In a decision released Tuesday in Trump v. Barbara, the high court ruled that the executive order, signed by Trump on his first day back in office last year, violates the Fourteenth Amendment to the United States Constitution.
Writing for the majority, John Roberts pointed to the amendment’s Citizenship Clause, which states that “all persons born or naturalized in the United States and subject to the jurisdiction thereof, are citizens of the United States.”
“If Congress intended to limit American citizenship to the children of those domiciled in the United States, nothing in the succinct language of the Citizenship Clause conveyed that design,” Roberts wrote.
He added, “Citizenship, then and now, was the right to have rights — to freely participate in our political community.
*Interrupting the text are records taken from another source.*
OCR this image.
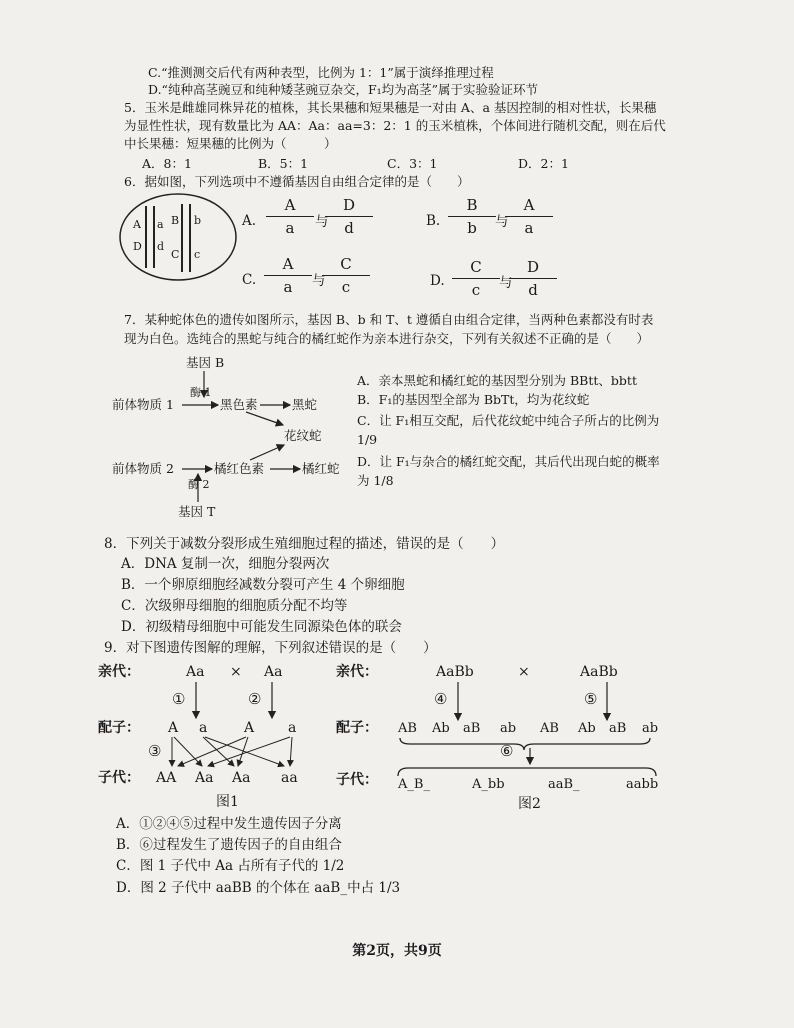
C.“推测测交后代有两种表型，比例为 1：1”属于演绎推理过程
D.“纯种高茎豌豆和纯种矮茎豌豆杂交，F₁均为高茎”属于实验验证环节
5．玉米是雌雄同株异花的植株，其长果穗和短果穗是一对由 A、a 基因控制的相对性状，长果穗
为显性性状，现有数量比为 AA：Aa：aa=3：2：1 的玉米植株，个体间进行随机交配，则在后代
中长果穗：短果穗的比例为（　　　）
A．8：1	B．5：1	C．3：1	D．2：1
6．据如图，下列选项中不遵循基因自由组合定律的是（　　）
A a
D d
B b
C c
A.
A
a	与
D
d	B.
B
b	与
A
a
C.
A
a	与
C
c	D.
C
c	与
D
d
7．某种蛇体色的遗传如图所示，基因 B、b 和 T、t 遵循自由组合定律，当两种色素都没有时表
现为白色。选纯合的黑蛇与纯合的橘红蛇作为亲本进行杂交，下列有关叙述不正确的是（　　）
基因 B
酶 1
前体物质 1	黑色素	黑蛇
花纹蛇
前体物质 2	橘红色素	橘红蛇
酶 2
基因 T
A．亲本黑蛇和橘红蛇的基因型分别为 BBtt、bbtt
B．F₁的基因型全部为 BbTt，均为花纹蛇
C．让 F₁相互交配，后代花纹蛇中纯合子所占的比例为
1/9
D．让 F₁与杂合的橘红蛇交配，其后代出现白蛇的概率
为 1/8
8．下列关于减数分裂形成生殖细胞过程的描述，错误的是（　　）
A．DNA 复制一次，细胞分裂两次
B．一个卵原细胞经减数分裂可产生 4 个卵细胞
C．次级卵母细胞的细胞质分配不均等
D．初级精母细胞中可能发生同源染色体的联会
9．对下图遗传图解的理解，下列叙述错误的是（　　）
亲代：	Aa × Aa
①	②
配子： A a	A a
③
子代： AA Aa Aa aa
图1
亲代：	AaBb	×	AaBb
④	⑤
配子： AB Ab aB ab AB Ab aB ab
⑥
子代： A_B_	A_bb	aaB_	aabb
图2
A．①②④⑤过程中发生遗传因子分离
B．⑥过程发生了遗传因子的自由组合
C．图 1 子代中 Aa 占所有子代的 1/2
D．图 2 子代中 aaBB 的个体在 aaB_中占 1/3
第2页，共9页
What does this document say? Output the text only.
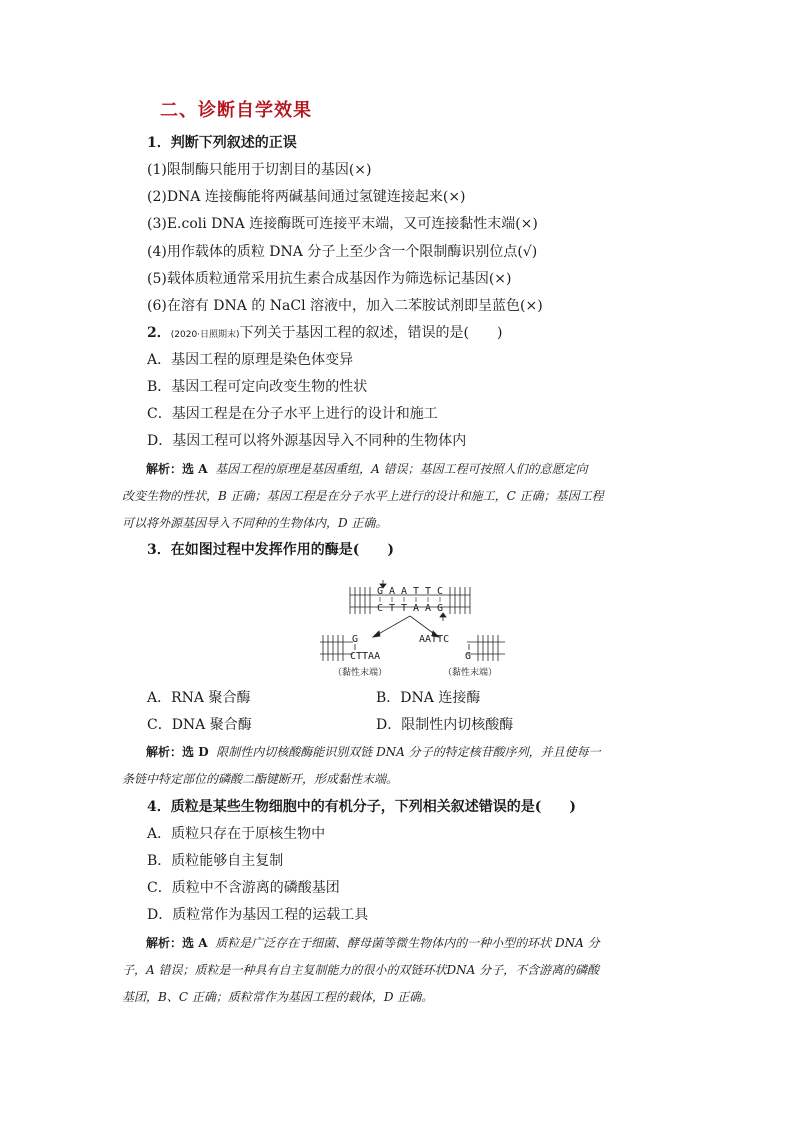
二、诊断自学效果
1．判断下列叙述的正误
(1)限制酶只能用于切割目的基因(×)
(2)DNA 连接酶能将两碱基间通过氢键连接起来(×)
(3)E.coli DNA 连接酶既可连接平末端，又可连接黏性末端(×)
(4)用作载体的质粒 DNA 分子上至少含一个限制酶识别位点(√)
(5)载体质粒通常采用抗生素合成基因作为筛选标记基因(×)
(6)在溶有 DNA 的 NaCl 溶液中，加入二苯胺试剂即呈蓝色(×)
2．(2020·日照期末)下列关于基因工程的叙述，错误的是(　　)
A．基因工程的原理是染色体变异
B．基因工程可定向改变生物的性状
C．基因工程是在分子水平上进行的设计和施工
D．基因工程可以将外源基因导入不同种的生物体内
解析：选 A 基因工程的原理是基因重组，A 错误；基因工程可按照人们的意愿定向
改变生物的性状，B 正确；基因工程是在分子水平上进行的设计和施工，C 正确；基因工程
可以将外源基因导入不同种的生物体内，D 正确。
3．在如图过程中发挥作用的酶是(　　)
G A A T T C
C T T A A G
G
CTTAA
（黏性末端）
AATTC
G
（黏性末端）
A．RNA 聚合酶	B．DNA 连接酶
C．DNA 聚合酶	D．限制性内切核酸酶
解析：选 D 限制性内切核酸酶能识别双链 DNA 分子的特定核苷酸序列，并且使每一
条链中特定部位的磷酸二酯键断开，形成黏性末端。
4．质粒是某些生物细胞中的有机分子，下列相关叙述错误的是(　　)
A．质粒只存在于原核生物中
B．质粒能够自主复制
C．质粒中不含游离的磷酸基团
D．质粒常作为基因工程的运载工具
解析：选 A 质粒是广泛存在于细菌、酵母菌等微生物体内的一种小型的环状 DNA 分
子，A 错误；质粒是一种具有自主复制能力的很小的双链环状DNA 分子，不含游离的磷酸
基团，B、C 正确；质粒常作为基因工程的载体，D 正确。
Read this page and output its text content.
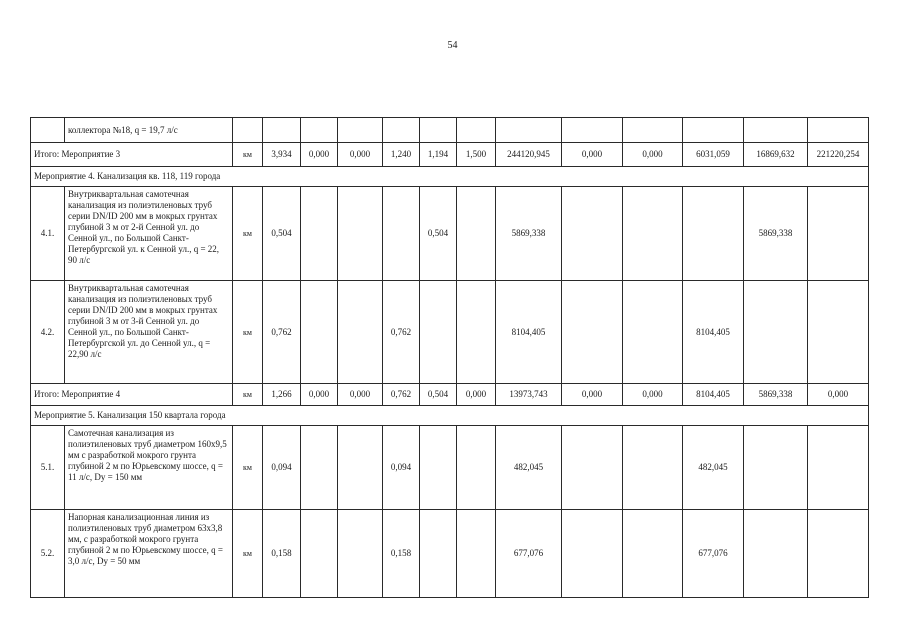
54
	коллектора №18, q = 19,7 л/с													
Итого: Мероприятие 3		км	3,934	0,000	0,000	1,240	1,194	1,500	244120,945	0,000	0,000	6031,059	16869,632	221220,254
Мероприятие 4. Канализация кв. 118, 119 города														
4.1.	Внутриквартальная самотечная канализация из полиэтиленовых труб серии DN/ID 200 мм в мокрых грунтах глубиной 3 м от 2-й Сенной ул. до Сенной ул., по Большой Санкт-Петербургской ул. к Сенной ул., q = 22, 90 л/с	км	0,504				0,504		5869,338				5869,338	
4.2.	Внутриквартальная самотечная канализация из полиэтиленовых труб серии DN/ID 200 мм в мокрых грунтах глубиной 3 м от 3-й Сенной ул. до Сенной ул., по Большой Санкт-Петербургской ул. до Сенной ул., q = 22,90 л/с	км	0,762			0,762			8104,405			8104,405		
Итого: Мероприятие 4		км	1,266	0,000	0,000	0,762	0,504	0,000	13973,743	0,000	0,000	8104,405	5869,338	0,000
Мероприятие 5. Канализация 150 квартала города														
5.1.	Самотечная канализация из полиэтиленовых труб диаметром 160х9,5 мм с разработкой мокрого грунта глубиной 2 м по Юрьевскому шоссе, q = 11 л/с, Dy = 150 мм	км	0,094			0,094			482,045			482,045		
5.2.	Напорная канализационная линия из полиэтиленовых труб диаметром 63х3,8 мм, с разработкой мокрого грунта глубиной 2 м по Юрьевскому шоссе, q = 3,0 л/с, Dy = 50 мм	км	0,158			0,158			677,076			677,076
The Framers of the Fourteenth Amendment extended that promise to ‘every free-born person in this land.’ … We keep that promise today.”
The majority opinion was joined by Justices Sonia Sotomayor, Amy Coney Barrett, Elena Kagan and Ketanji Brown Jackson.
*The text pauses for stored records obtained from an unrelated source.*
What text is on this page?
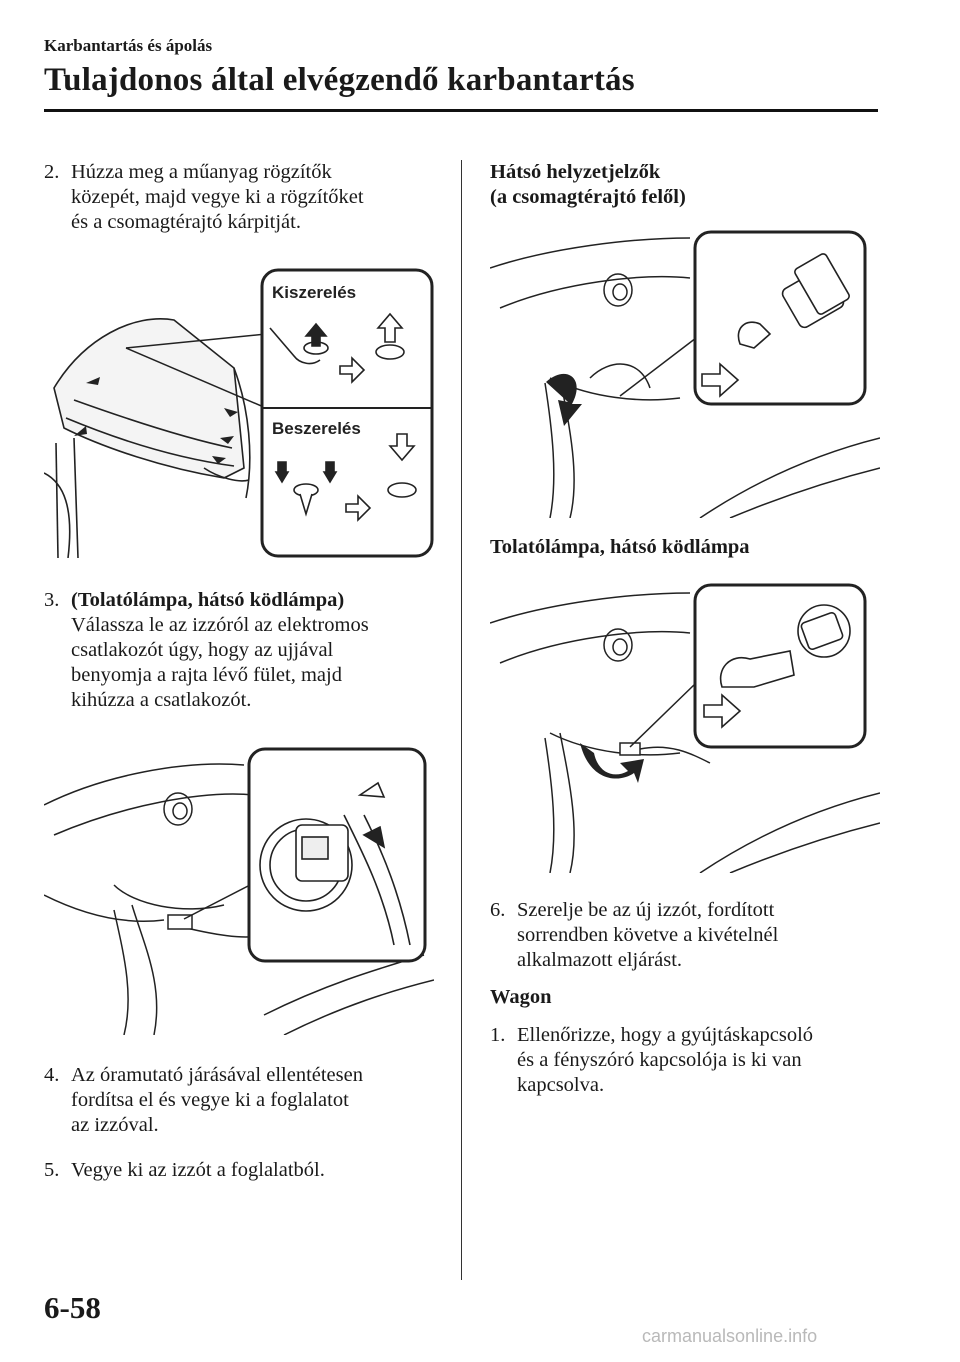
Karbantartás és ápolás
Tulajdonos által elvégzendő karbantartás
2. Húzza meg a műanyag rögzítők
közepét, majd vegye ki a rögzítőket
és a csomagtérajtó kárpitját.
Kiszerelés
Beszerelés
3. (Tolatólámpa, hátsó ködlámpa)
Válassza le az izzóról az elektromos
csatlakozót úgy, hogy az ujjával
benyomja a rajta lévő fület, majd
kihúzza a csatlakozót.
4. Az óramutató járásával ellentétesen
fordítsa el és vegye ki a foglalatot
az izzóval.
5. Vegye ki az izzót a foglalatból.
Hátsó helyzetjelzők
(a csomagtérajtó felől)
Tolatólámpa, hátsó ködlámpa
6. Szerelje be az új izzót, fordított
sorrendben követve a kivételnél
alkalmazott eljárást.
Wagon
1. Ellenőrizze, hogy a gyújtáskapcsoló
és a fényszóró kapcsolója is ki van
kapcsolva.
6-58
carmanualsonline.info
In dissent, Clarence Thomas argued that both the Civil Rights Act of 1866 and the Fourteenth Amendment were never intended to grant citizenship to children of people who were unlawfully or only temporarily in the United States.
“The Court today takes the extraordinary step of holding facially unconstitutional the President’s Order excluding from citizenship the children of foreign temporary visitors and illegal aliens,” Thomas wrote. He argued that the amendment had been “repurposed for political projects that the Reconstruction Congress did not support.”
Trump’s executive order sought to end automatic citizenship for children born in the United States to parents who were in the country illegally or only temporarily. The administration argued that such children were not fully “subject to the jurisdiction” of the United States, a phrase found in the Fourteenth Amendment.
The order quickly faced legal challenges from the American Civil Liberties Union and other advocacy groups. Lower courts issued nationwide injunctions blocking the policy before the case reached the Supreme Court.
During oral arguments in April, much of the discussion centered on the Supreme Court’s 1898 decision in United States v. Wong Kim Ark, which held that a man born in California to Chinese parents was a U.S. citizen by birth. Attorneys challenging Trump’s order argued that the century-old precedent directly controlled the outcome, while the administration maintained it was not seeking to overturn that ruling.
The decision marks a significant setback for one of Trump’s signature immigration initiatives and leaves longstanding birthright citizenship protections intact. While the ruling settles the constitutionality of the executive order, immigration policy is expected to remain a central issue in national political and legal debates.